Die „fünfte“ Jahreszeit wurde auch früher schon gerne gefeiert, schließlich hatte man nicht alle Tage „Narrenfreiheit“. Wie heute auch, standen Verkleiden, Essen und Vergnügen im Mittelpunkt. Die „Maschkerer“ zogen meist mit Musik und Gesang von Haus zu Haus und baten um Gaben für das Leibeswohl.

    

In einem Bericht über Gmünd von Adolf Ficker aus den 1950er Jahren erwähnt dieser zwei alte Faschingsbräuche, die sich im Dorf erhalten haben. Beim „Spießrecken“ oder „Wurstbuttern“ zogen Burschen und Mädchen, nachdem geschlachtet wurde, stark vermummt und mit einem langen Spieß und einem großen Topf zum „Wursthaus“.  Die Bäuerin hängte den oft vergnüglich tanzenden und musizierenden Jugendlichen  Würste an den Spieß und füllte Kraut und Fleisch in den Topf. Spaßeshalber steuerte der Bauer manchmal mit Sägespänen gefüllte Würste zum Spieß bei. Wenn sich die Bauersleute als geizig erwiesen hatten, haben sich die jungen Leute gerächt, indem sie sich später den fettesten Pressack oder das größte Stück Rauchfleisch aus dem Rauchfang holten.

 

Am Faschingsdienstag zog die männliche Jugend von Gmünd in Verkleidung und mit allerlei Musikinstrumenten und einem riesigen Buckelkorb von Haus zu Haus. Vor jeder Haustür wurde ein lustiger Tanz aufgeführt und auf die Gabe von Krapfen gewartet.

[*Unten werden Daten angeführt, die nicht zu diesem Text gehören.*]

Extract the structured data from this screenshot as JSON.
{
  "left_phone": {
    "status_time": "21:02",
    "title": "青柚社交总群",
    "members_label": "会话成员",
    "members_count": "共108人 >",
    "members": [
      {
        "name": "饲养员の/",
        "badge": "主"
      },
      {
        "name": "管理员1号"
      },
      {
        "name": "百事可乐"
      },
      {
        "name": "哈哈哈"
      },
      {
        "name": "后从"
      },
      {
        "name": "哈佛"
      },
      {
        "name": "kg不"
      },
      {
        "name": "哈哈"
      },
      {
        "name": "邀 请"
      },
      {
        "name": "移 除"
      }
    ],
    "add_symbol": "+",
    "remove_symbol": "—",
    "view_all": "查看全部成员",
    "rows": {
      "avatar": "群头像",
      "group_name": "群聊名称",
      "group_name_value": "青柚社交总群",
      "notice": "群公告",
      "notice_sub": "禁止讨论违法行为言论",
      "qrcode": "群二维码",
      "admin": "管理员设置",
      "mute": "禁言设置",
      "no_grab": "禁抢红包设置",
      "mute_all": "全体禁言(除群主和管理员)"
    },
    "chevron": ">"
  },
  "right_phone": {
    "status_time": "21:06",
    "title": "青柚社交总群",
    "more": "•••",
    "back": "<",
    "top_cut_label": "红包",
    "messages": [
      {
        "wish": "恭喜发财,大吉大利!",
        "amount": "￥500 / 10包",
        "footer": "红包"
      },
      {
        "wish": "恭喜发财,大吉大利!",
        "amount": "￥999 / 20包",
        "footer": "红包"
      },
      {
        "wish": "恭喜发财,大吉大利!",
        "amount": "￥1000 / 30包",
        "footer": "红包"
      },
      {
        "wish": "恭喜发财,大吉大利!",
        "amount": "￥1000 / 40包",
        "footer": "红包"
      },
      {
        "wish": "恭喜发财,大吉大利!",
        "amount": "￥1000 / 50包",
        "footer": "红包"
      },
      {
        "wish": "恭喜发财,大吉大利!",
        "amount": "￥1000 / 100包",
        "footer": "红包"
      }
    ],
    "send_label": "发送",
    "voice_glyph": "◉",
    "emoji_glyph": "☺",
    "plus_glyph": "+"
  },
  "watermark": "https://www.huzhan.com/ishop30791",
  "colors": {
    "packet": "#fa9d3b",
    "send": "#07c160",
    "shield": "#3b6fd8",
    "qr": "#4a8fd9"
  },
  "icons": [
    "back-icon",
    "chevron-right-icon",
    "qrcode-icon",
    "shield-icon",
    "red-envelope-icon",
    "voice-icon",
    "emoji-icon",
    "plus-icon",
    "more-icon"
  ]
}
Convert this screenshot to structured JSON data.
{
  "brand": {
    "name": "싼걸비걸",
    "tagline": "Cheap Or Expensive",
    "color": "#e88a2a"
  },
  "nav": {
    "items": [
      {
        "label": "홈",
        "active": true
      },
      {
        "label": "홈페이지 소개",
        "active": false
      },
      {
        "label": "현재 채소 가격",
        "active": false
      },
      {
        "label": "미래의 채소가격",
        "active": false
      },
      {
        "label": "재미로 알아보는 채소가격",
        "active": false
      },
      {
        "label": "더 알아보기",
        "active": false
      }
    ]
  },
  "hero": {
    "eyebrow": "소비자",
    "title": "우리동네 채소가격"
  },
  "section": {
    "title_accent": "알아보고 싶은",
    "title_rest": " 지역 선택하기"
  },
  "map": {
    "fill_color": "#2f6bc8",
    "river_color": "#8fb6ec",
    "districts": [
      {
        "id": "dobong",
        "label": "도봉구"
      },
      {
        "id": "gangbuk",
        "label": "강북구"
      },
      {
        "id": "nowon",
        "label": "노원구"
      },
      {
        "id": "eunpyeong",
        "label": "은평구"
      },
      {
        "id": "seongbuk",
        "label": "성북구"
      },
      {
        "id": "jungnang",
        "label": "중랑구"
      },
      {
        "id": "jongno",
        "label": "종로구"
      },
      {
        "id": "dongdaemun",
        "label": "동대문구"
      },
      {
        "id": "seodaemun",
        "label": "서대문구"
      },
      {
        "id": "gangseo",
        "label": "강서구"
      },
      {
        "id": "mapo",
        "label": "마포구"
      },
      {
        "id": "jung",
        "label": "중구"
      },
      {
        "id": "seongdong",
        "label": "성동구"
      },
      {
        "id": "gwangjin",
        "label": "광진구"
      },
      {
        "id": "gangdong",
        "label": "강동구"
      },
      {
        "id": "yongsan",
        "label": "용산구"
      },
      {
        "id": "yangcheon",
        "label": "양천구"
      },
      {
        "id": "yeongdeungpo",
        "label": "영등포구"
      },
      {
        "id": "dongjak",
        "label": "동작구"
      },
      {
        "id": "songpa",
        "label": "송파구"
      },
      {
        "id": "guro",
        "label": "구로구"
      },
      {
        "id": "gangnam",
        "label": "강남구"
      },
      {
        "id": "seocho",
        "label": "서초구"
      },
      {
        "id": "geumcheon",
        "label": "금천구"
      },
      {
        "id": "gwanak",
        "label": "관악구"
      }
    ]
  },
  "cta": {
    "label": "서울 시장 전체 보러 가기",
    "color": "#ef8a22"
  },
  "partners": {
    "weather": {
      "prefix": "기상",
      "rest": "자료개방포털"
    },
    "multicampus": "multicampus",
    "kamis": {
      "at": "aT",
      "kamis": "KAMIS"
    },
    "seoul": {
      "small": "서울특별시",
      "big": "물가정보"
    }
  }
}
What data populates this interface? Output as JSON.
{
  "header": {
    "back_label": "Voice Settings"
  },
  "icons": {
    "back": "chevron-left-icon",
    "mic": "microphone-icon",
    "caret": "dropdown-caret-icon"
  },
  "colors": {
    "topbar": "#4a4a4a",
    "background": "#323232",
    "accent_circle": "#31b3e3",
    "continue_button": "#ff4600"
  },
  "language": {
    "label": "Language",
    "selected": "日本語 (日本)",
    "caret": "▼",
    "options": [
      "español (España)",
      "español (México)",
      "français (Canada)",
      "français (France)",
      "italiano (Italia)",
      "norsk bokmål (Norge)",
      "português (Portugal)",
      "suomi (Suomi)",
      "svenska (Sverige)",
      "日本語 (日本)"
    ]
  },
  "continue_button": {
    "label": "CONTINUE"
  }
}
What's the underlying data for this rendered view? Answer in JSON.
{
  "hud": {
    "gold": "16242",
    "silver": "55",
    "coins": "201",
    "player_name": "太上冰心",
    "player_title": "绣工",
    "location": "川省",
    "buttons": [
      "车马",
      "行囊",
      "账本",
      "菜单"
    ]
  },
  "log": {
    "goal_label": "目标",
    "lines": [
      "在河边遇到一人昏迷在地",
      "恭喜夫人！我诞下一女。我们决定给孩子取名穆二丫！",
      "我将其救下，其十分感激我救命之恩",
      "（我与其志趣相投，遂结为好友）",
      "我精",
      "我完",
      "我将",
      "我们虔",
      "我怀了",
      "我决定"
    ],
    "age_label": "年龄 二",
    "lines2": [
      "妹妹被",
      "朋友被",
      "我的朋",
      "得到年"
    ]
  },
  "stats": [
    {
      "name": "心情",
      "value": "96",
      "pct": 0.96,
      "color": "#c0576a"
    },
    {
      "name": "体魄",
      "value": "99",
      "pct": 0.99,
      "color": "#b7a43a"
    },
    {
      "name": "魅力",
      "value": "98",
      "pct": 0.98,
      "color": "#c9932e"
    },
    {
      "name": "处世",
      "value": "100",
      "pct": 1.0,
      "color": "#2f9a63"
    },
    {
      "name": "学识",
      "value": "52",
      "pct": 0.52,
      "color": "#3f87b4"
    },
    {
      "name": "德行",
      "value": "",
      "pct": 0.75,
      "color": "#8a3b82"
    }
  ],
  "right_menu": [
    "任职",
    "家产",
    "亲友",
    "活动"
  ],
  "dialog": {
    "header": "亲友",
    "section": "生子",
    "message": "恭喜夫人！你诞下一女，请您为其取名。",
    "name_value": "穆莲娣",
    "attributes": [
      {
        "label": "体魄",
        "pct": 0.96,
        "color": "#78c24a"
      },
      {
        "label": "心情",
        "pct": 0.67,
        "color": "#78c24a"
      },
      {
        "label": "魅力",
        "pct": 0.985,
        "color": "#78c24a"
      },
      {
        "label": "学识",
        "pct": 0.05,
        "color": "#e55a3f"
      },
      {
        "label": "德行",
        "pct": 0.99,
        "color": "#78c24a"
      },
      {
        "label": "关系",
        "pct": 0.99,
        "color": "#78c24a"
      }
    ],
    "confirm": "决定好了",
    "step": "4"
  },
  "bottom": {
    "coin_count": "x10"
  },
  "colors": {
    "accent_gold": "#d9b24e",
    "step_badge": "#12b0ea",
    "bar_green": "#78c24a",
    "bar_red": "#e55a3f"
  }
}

Von ähnlichen Bräuchen in den ehemaligen Dörfern des heutigen Truppenübungsplatzes berichtet Eckehard Griesbach in seinem Buch „Truppenübungsplatz Grafenwöhr - Geschichte einer Landschaft“. Demnach begann die närrische Zeit mit dem Flachspfeifen in der Woche vor Fasnacht. Maskierte Musikanten zogen von Hof zu Hof spielten drei Stücke, wofür sie mit einer deftigen Brotzeit belohnt wurden. Der Name Flachspfeifen kommt von einem Strang Flachs, den die Bäuerin der Gruppe beim Gehen mitgab.  

  

Kittenberg 1934

Auch in der Schule machte sich die närrische Zeit bemerkbar. Die Lehrer bekamen an Fastnacht das Auspeitsch- oder Tatzengeld in Form von Naturalien oder kleinen Geldbeträgen. Die Kinder brachten einen Holzhammer mit in die Schule und klopften damit auf die Bänke, deshalb der Name „Bamberltag“. Schließlich wurde ein Korb Brezen verteilt und der Unterricht war für diesen Tag zu Ende. Das bunte Maskentreiben mit Umzügen konnte beginnen. Am Abend wurde bei Faschingstänzen bis Schlag zwölf Uhr gefeiert. Die Stunde davor wurde nochmal für eine ausgiebige Fleisch- und Wurstbrotzeit genutzt, bevor die Fastenzeit anbrach. Nach Mitternacht verbrannte man eine närrisch herausgeputzte Strohpuppe oder begrub sie unter Heulen und Winseln und wusch den Geldbeutel im Brunnen aus. Das Geldbeutelauswaschen war auch in Grafenwöhr an den öffentlichen Brunnen der Brauch und sollte Glück bringen.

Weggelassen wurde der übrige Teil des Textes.